These Healthy Sweet and Sour Chicken wings are Juicy, delicious and perfect party appetizer. No Refined sugar and made in a skillet in 30 minutes.
Let’s take a moment and look at those chicken wings with gorgeous sweet and sour sauce. These Sweet and Sour chicken wings are the best ever Asian appetizer I have ever made. Pat on my back!! If you are hosting a weekend party, then don’t forget to include these in your menu planning. All it takes is one pan and 30 minutes to make.
The sauce is perfectly balanced. It has the right amount of sweetness and sourness. While there are a lot of recipes that use white sugar/ Brown sugar, the sweetness comes from honey in case of these wings. There is no difference in taste when you sub sugar with honey because I have tried both the version. Another good thing about these Sweet and Sour chicken wings is, these are neither baked nor fried. I have put just a couple of teaspoon of oil and fried these wings in a cast iron skillet. So you really don’t have to deep fry or bakes the wings to get the extra crunch. I am going to share the secret for perfectly crispy wings shortly.
Tips for Perfect Crispy Chicken wings :
Whether you use wings with or without skin, you need to follow below few steps for perfect crispy outer skin
- Make sure the wings are not wet and water dripping from it. Place the wings on a kitchen towel and press gently to make sure there is no extra liquid.
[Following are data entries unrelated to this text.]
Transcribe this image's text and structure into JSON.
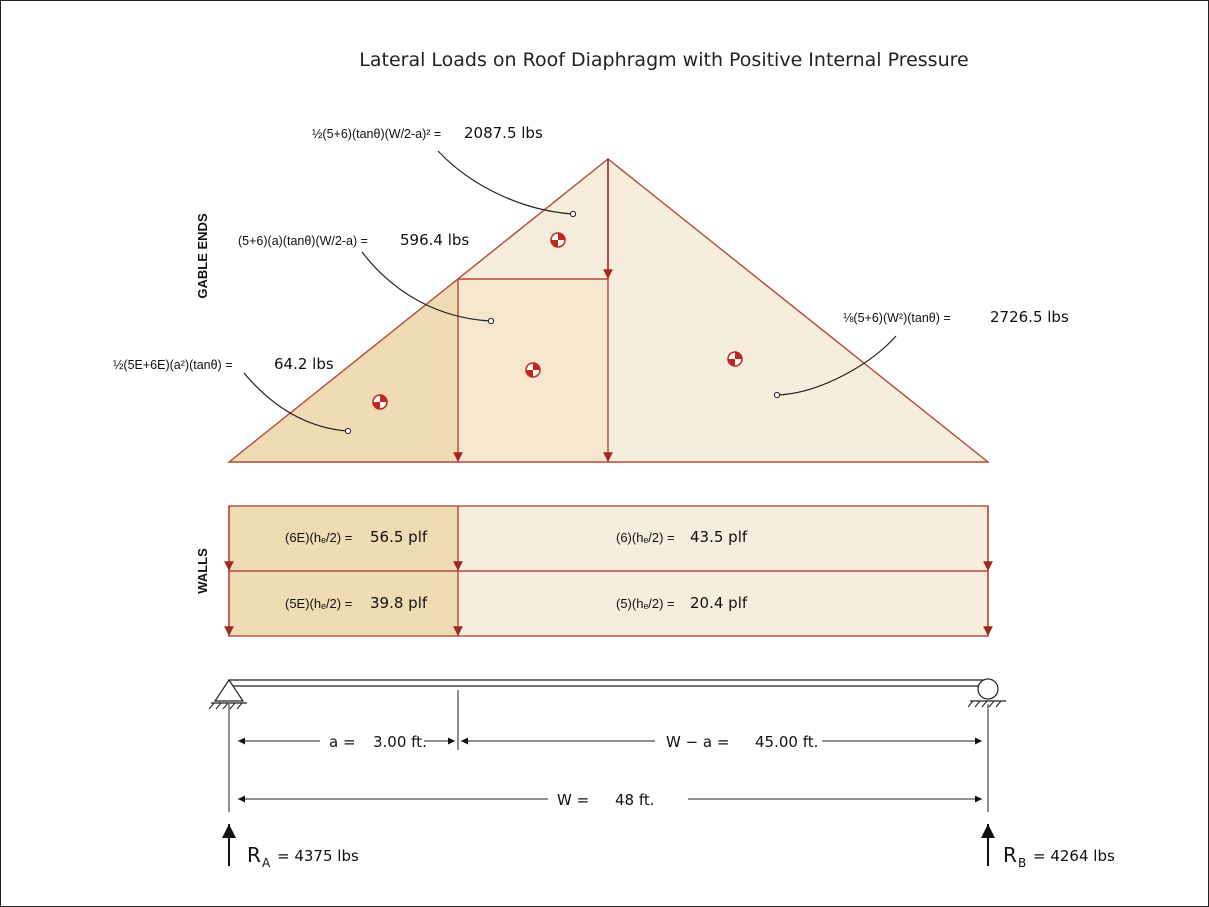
{
  "title": "Lateral Loads on Roof Diaphragm with Positive Internal Pressure",
  "section_labels": {
    "gable_ends": "GABLE ENDS",
    "walls": "WALLS"
  },
  "gable_loads": [
    {
      "formula": "½(5+6)(tanθ)(W/2-a)² =",
      "value": "2087.5 lbs"
    },
    {
      "formula": "(5+6)(a)(tanθ)(W/2-a) =",
      "value": "596.4 lbs"
    },
    {
      "formula": "½(5E+6E)(a²)(tanθ) =",
      "value": "64.2 lbs"
    },
    {
      "formula": "⅛(5+6)(W²)(tanθ) =",
      "value": "2726.5 lbs"
    }
  ],
  "wall_loads": [
    {
      "formula": "(6E)(hₑ/2) =",
      "value": "56.5 plf"
    },
    {
      "formula": "(6)(hₑ/2) =",
      "value": "43.5 plf"
    },
    {
      "formula": "(5E)(hₑ/2) =",
      "value": "39.8 plf"
    },
    {
      "formula": "(5)(hₑ/2) =",
      "value": "20.4 plf"
    }
  ],
  "dimensions": {
    "a_label": "a =",
    "a_value": "3.00 ft.",
    "wa_label": "W − a =",
    "wa_value": "45.00 ft.",
    "w_label": "W =",
    "w_value": "48 ft."
  },
  "reactions": {
    "ra_label": "R",
    "ra_sub": "A",
    "ra_value": "= 4375 lbs",
    "rb_label": "R",
    "rb_sub": "B",
    "rb_value": "= 4264 lbs"
  },
  "colors": {
    "outline": "#b24a3a",
    "arrow": "#a0281e",
    "fill_dark": "#f0dcb4",
    "fill_mid": "#f5e7cf",
    "fill_light": "#f7eddd",
    "centroid": "#c0271f"
  }
}
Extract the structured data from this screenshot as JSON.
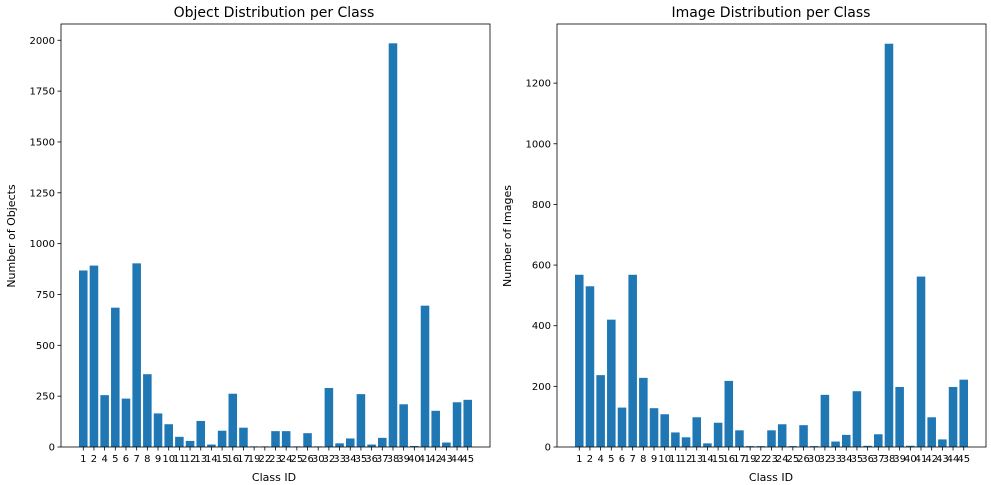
{
  "chart_data": [
    {
      "type": "bar",
      "title": "Object Distribution per Class",
      "xlabel": "Class ID",
      "ylabel": "Number of Objects",
      "ylim": [
        0,
        2080
      ],
      "yticks": [
        0,
        250,
        500,
        750,
        1000,
        1250,
        1500,
        1750,
        2000
      ],
      "color": "#1f77b4",
      "categories": [
        "1",
        "2",
        "4",
        "5",
        "6",
        "7",
        "8",
        "9",
        "10",
        "11",
        "12",
        "13",
        "14",
        "15",
        "16",
        "17",
        "19",
        "22",
        "23",
        "24",
        "25",
        "26",
        "30",
        "32",
        "33",
        "34",
        "35",
        "36",
        "37",
        "38",
        "39",
        "40",
        "41",
        "42",
        "43",
        "44",
        "45"
      ],
      "values": [
        868,
        892,
        255,
        685,
        238,
        903,
        358,
        165,
        112,
        50,
        30,
        128,
        12,
        80,
        262,
        95,
        3,
        3,
        78,
        78,
        3,
        68,
        3,
        290,
        18,
        42,
        260,
        12,
        45,
        1985,
        210,
        5,
        695,
        178,
        22,
        220,
        232
      ]
    },
    {
      "type": "bar",
      "title": "Image Distribution per Class",
      "xlabel": "Class ID",
      "ylabel": "Number of Images",
      "ylim": [
        0,
        1395
      ],
      "yticks": [
        0,
        200,
        400,
        600,
        800,
        1000,
        1200
      ],
      "color": "#1f77b4",
      "categories": [
        "1",
        "2",
        "4",
        "5",
        "6",
        "7",
        "8",
        "9",
        "10",
        "11",
        "12",
        "13",
        "14",
        "15",
        "16",
        "17",
        "19",
        "22",
        "23",
        "24",
        "25",
        "26",
        "30",
        "32",
        "33",
        "34",
        "35",
        "36",
        "37",
        "38",
        "39",
        "40",
        "41",
        "42",
        "43",
        "44",
        "45"
      ],
      "values": [
        568,
        530,
        237,
        420,
        130,
        568,
        228,
        128,
        108,
        48,
        32,
        98,
        12,
        80,
        218,
        55,
        3,
        3,
        55,
        75,
        3,
        72,
        3,
        172,
        18,
        40,
        184,
        4,
        42,
        1330,
        198,
        4,
        562,
        98,
        25,
        198,
        222
      ]
    }
  ]
}
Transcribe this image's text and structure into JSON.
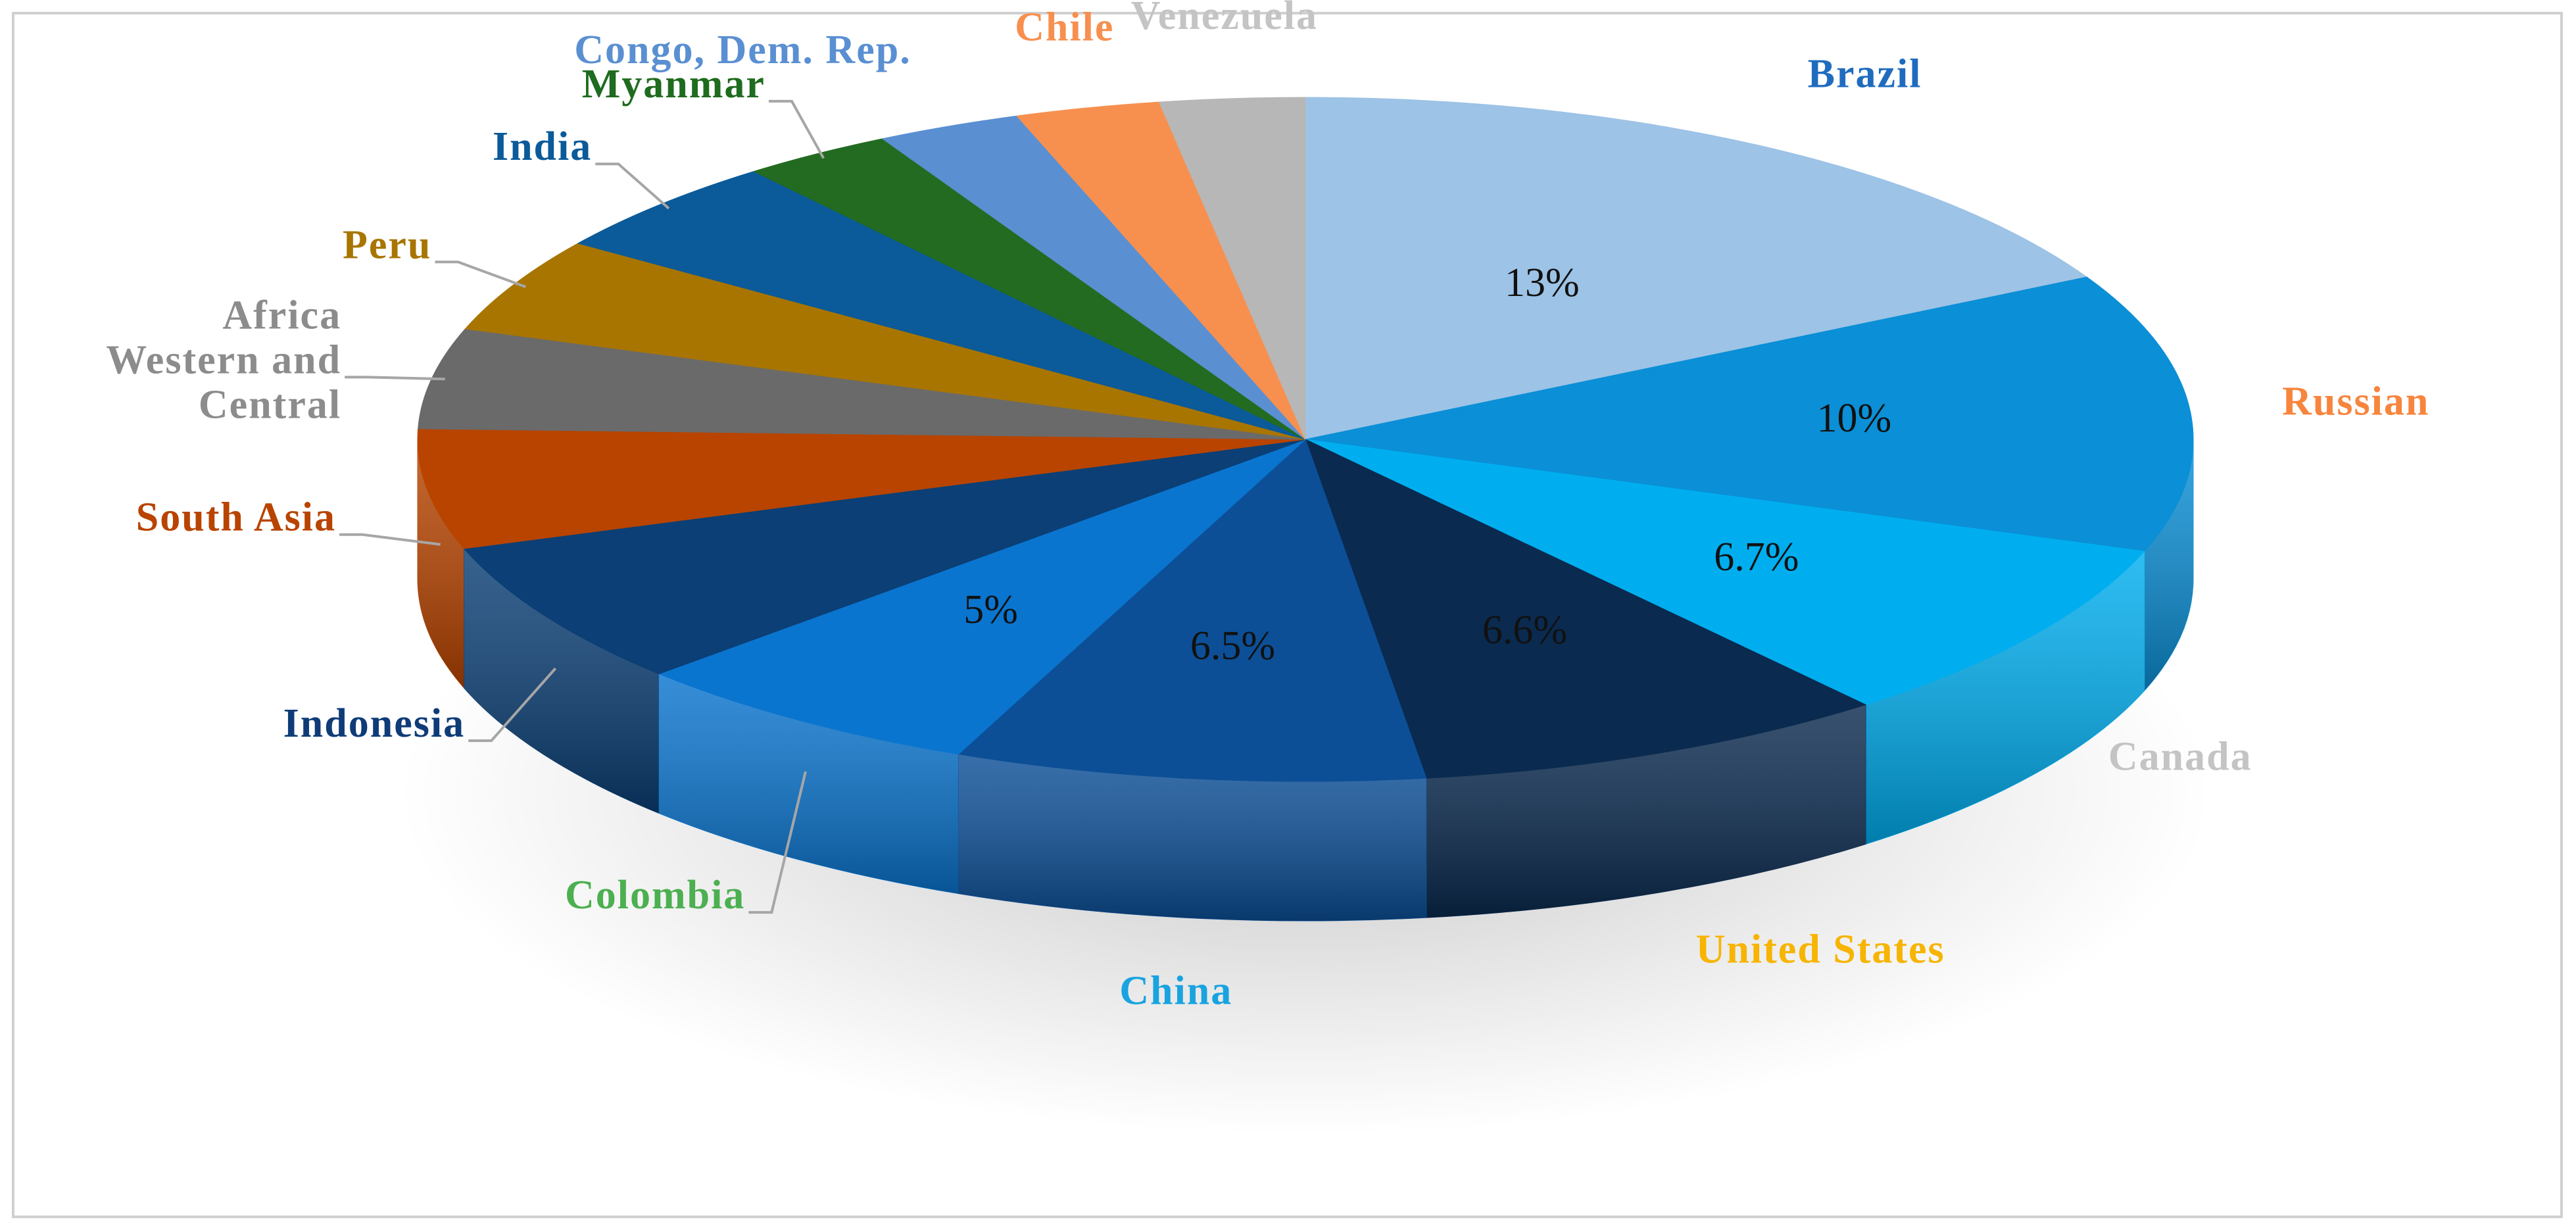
{
  "chart_data": {
    "type": "pie",
    "title": "",
    "slices": [
      {
        "label": "Brazil",
        "value": 13,
        "value_label": "13%",
        "color": "#9dc3e6",
        "label_color": "#1f6cbf"
      },
      {
        "label": "Russian",
        "value": 10,
        "value_label": "10%",
        "color": "#0b8fd6",
        "label_color": "#f7853d"
      },
      {
        "label": "Canada",
        "value": 6.7,
        "value_label": "6.7%",
        "color": "#00aeef",
        "label_color": "#c4c4c4"
      },
      {
        "label": "United States",
        "value": 6.6,
        "value_label": "6.6%",
        "color": "#0a2a4f",
        "label_color": "#f7b400"
      },
      {
        "label": "China",
        "value": 6.5,
        "value_label": "6.5%",
        "color": "#0c4f97",
        "label_color": "#19a3e0"
      },
      {
        "label": "Colombia",
        "value": 5,
        "value_label": "5%",
        "color": "#0a75cf",
        "label_color": "#4caf50"
      },
      {
        "label": "Indonesia",
        "value": 5.2,
        "value_label": "",
        "color": "#0b3f75",
        "label_color": "#0f3c78"
      },
      {
        "label": "South Asia",
        "value": 4.3,
        "value_label": "",
        "color": "#b84400",
        "label_color": "#b84400"
      },
      {
        "label": "Africa Western and Central",
        "value": 3.6,
        "value_label": "",
        "color": "#6a6a6a",
        "label_color": "#8c8c8c"
      },
      {
        "label": "Peru",
        "value": 3.4,
        "value_label": "",
        "color": "#a87500",
        "label_color": "#a87500"
      },
      {
        "label": "India",
        "value": 3.5,
        "value_label": "",
        "color": "#0b5a99",
        "label_color": "#0b5a99"
      },
      {
        "label": "Myanmar",
        "value": 2.1,
        "value_label": "",
        "color": "#236b20",
        "label_color": "#1f6b1f"
      },
      {
        "label": "Congo, Dem. Rep.",
        "value": 2.0,
        "value_label": "",
        "color": "#5a8fd2",
        "label_color": "#5a8fd2"
      },
      {
        "label": "Chile",
        "value": 2.0,
        "value_label": "",
        "color": "#f7904f",
        "label_color": "#f7904f"
      },
      {
        "label": "Venezuela",
        "value": 2.0,
        "value_label": "",
        "color": "#b7b7b7",
        "label_color": "#c4c4c4"
      }
    ]
  }
}
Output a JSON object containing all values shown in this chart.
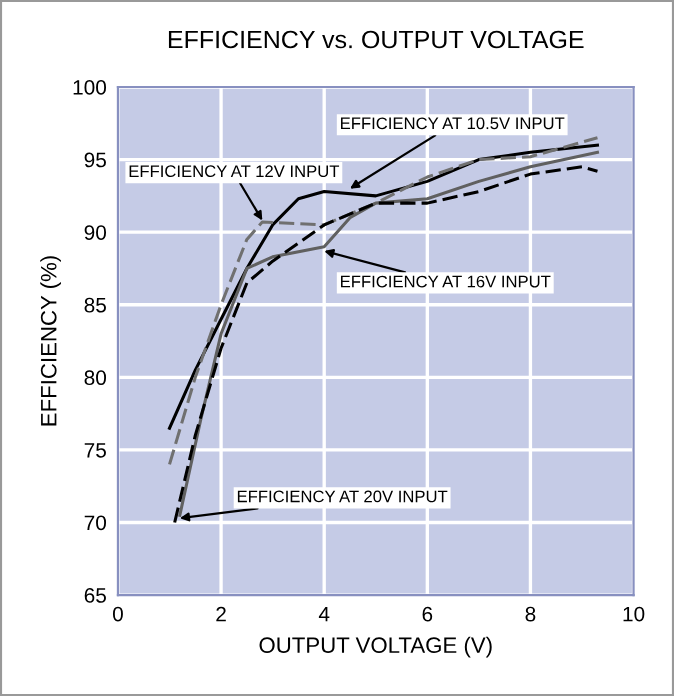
{
  "chart_data": {
    "type": "line",
    "title": "EFFICIENCY vs. OUTPUT VOLTAGE",
    "xlabel": "OUTPUT VOLTAGE (V)",
    "ylabel": "EFFICIENCY (%)",
    "xlim": [
      0,
      10
    ],
    "ylim": [
      65,
      100
    ],
    "xticks": [
      0,
      2,
      4,
      6,
      8,
      10
    ],
    "yticks": [
      65,
      70,
      75,
      80,
      85,
      90,
      95,
      100
    ],
    "grid": true,
    "series": [
      {
        "color": "#000000",
        "line_style": "solid",
        "x": [
          1.0,
          1.5,
          2.0,
          2.5,
          3.0,
          3.5,
          4.0,
          5.0,
          6.0,
          7.0,
          8.0,
          9.3
        ],
        "values": [
          76.5,
          80.5,
          84,
          87.5,
          90.5,
          92.3,
          92.8,
          92.5,
          93.5,
          95,
          95.5,
          96
        ]
      },
      {
        "color": "#707070",
        "line_style": "dashed",
        "x": [
          1.0,
          1.5,
          2.0,
          2.5,
          2.8,
          4.0,
          5.0,
          6.0,
          7.0,
          8.0,
          9.3
        ],
        "values": [
          74,
          80,
          85,
          89.5,
          90.7,
          90.5,
          92,
          93.8,
          95,
          95.2,
          96.5
        ]
      },
      {
        "color": "#606060",
        "line_style": "solid",
        "x": [
          1.2,
          1.6,
          2.0,
          2.5,
          3.0,
          4.0,
          4.5,
          5.0,
          6.0,
          7.0,
          8.0,
          9.3
        ],
        "values": [
          70.5,
          77,
          83,
          87.5,
          88.3,
          89,
          91,
          92,
          92.3,
          93.5,
          94.5,
          95.5
        ]
      },
      {
        "color": "#000000",
        "line_style": "dashed",
        "x": [
          1.1,
          1.5,
          2.0,
          2.5,
          3.0,
          4.0,
          5.0,
          6.0,
          7.0,
          8.0,
          9.0,
          9.3
        ],
        "values": [
          70,
          76,
          82,
          86.5,
          88,
          90.5,
          92,
          92,
          92.8,
          94,
          94.5,
          94.2
        ]
      }
    ],
    "annotations": [
      {
        "text": "EFFICIENCY AT 10.5V INPUT",
        "x": 4.5,
        "y": 93
      },
      {
        "text": "EFFICIENCY AT 12V INPUT",
        "x": 2.8,
        "y": 90.8
      },
      {
        "text": "EFFICIENCY AT 16V INPUT",
        "x": 4.0,
        "y": 88.7
      },
      {
        "text": "EFFICIENCY AT 20V INPUT",
        "x": 1.2,
        "y": 70.3
      }
    ]
  }
}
- Chicken wings should be at room temperature while cooking
- While tossing the wings in baking powder and cornstarch mixture, do it in batches. Don’t add the mixture all at once. This ensures the wings are evenly coated.
- Keep the cooking pan well greased and hot.
- Once the wings are cooked/fried it starts to release water. So place the cooked wings on a wired rack and place a container below. So the liquid released from the wings won’t make them soggy, while you make the sauce.
If you are making this for a big crowd, you can make cook the wings and make the sauce beforehand. And Just before serving, heat the sauce and toss in the crispy wings.
- 1.5 pounds Chicken Wings
- 2 tspn vegetable oil
- 3 tbsp cornstarch
- 1 tbsp baking powder
- Salt and Pepper as per taste
- 1/2 Cup honey
- 1/2 Cup apple cider vinegar
- 1/4 cup Tomato Ketchup
- 1 tbsp Dark soy sauce
- 1 tspn Garlic Powder or 2 garlic cloves made to paste
- In a mixing bowl add all the ingridents mentioned under sauce. Mix well and keep aside.
- Using a kitchen towel, pat dry chicken wings. Put them in a bog mix bowl. Season lightly with salt and pepper.
- In a small mixing bowl mix cornstarch and baking powder
- Add cornstarch mixture in 2-3 batches to the chicken wings. Toss well before adding another batch of cornstarch mixture.
- Heat a heavy bottom pan or cast iron skillet. Add vegetable oil
- Spread the chicken wings in a single layer. Cook undisturbed on medium-high heat for 5 minutes. Turn the wings and cook further 4-5 minutes. The wings should feel crispy and look light golden brown in color.
- Remove the wings and put on a wired rack while you make the sauce.
- Add above sauce mixture to the same pan. Cook sauce until it is half in quantity and looks little thick.
- Add chicken wings and toss well until wings are well coated with the sauce. During this sauce will thicken even further, So maintain low heat.
- You can substitute apple cider vinegar with regular vinegar. But Apple cider vinegar gives a nice fruity punch to the sauce.
- Adjust the amount of honey and vinegar as per your preference. You can always taste the sauce and adjust it.
- For little heat, you can add 1/2 teaspoon chili flakes.